Sarah Pickstone lives and works in London, creating her art from her studio at Cubitt Artists. She exhibits both in Europe and internationally, and her works are held in numerous private collections, as well as in the public collections of the Royal Academy of Arts, Société Générale (UK Collection), Saatchi Collection, The Walker Art Gallery (National Museums of Liverpool), The Mercer Art Gallery (Yorkshire Museums), and the British School at Rome.
Pickstone studied at the Royal Academy of Arts in London and was awarded the prestigious Rome Scholarship in Painting. During her year in Italy, she experienced a profound impact on her artistic development. She continues to research and paint in Italy, spending part of the year working in Umbria.
She won the esteemed John Moores Painting Prize in 2012 and was a runner-up in 2004.
Recent work: An Allegory of Painting was commissioned by the Royal Academy of Arts in London to celebrate the life of Angelica Kauffman (1741–1807).

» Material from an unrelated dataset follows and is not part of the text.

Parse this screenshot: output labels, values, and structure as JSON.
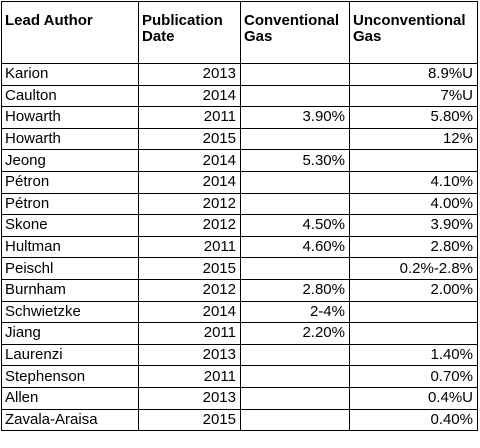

Sarah Pickstone’s paintings explore structures—both historical and visual—process, and the architecture of color. Influenced by art history and post-feminist critique, her new work celebrates the materiality of painting, the passage of time, and the potential for new thinking and transformation.
Working in series, Pickstone's art is often inspired by literature and emerges from a sense of storytelling. Many of her works feature female protagonists—saints, literary characters, artists, and writers—as their central themes. She views her paintings as an archipelago of short chapters or stories within a broader group of works.
Portal is a series of paintings and drawings based on a motif from a Greek vase in a Berlin museum. In this series, the maenad explores the structure of the phallus—changing through it, dancing with it, and stepping through it into a new space.
For Pickstone, painting represents the human, painterly instinct that resists the mechanical and digital.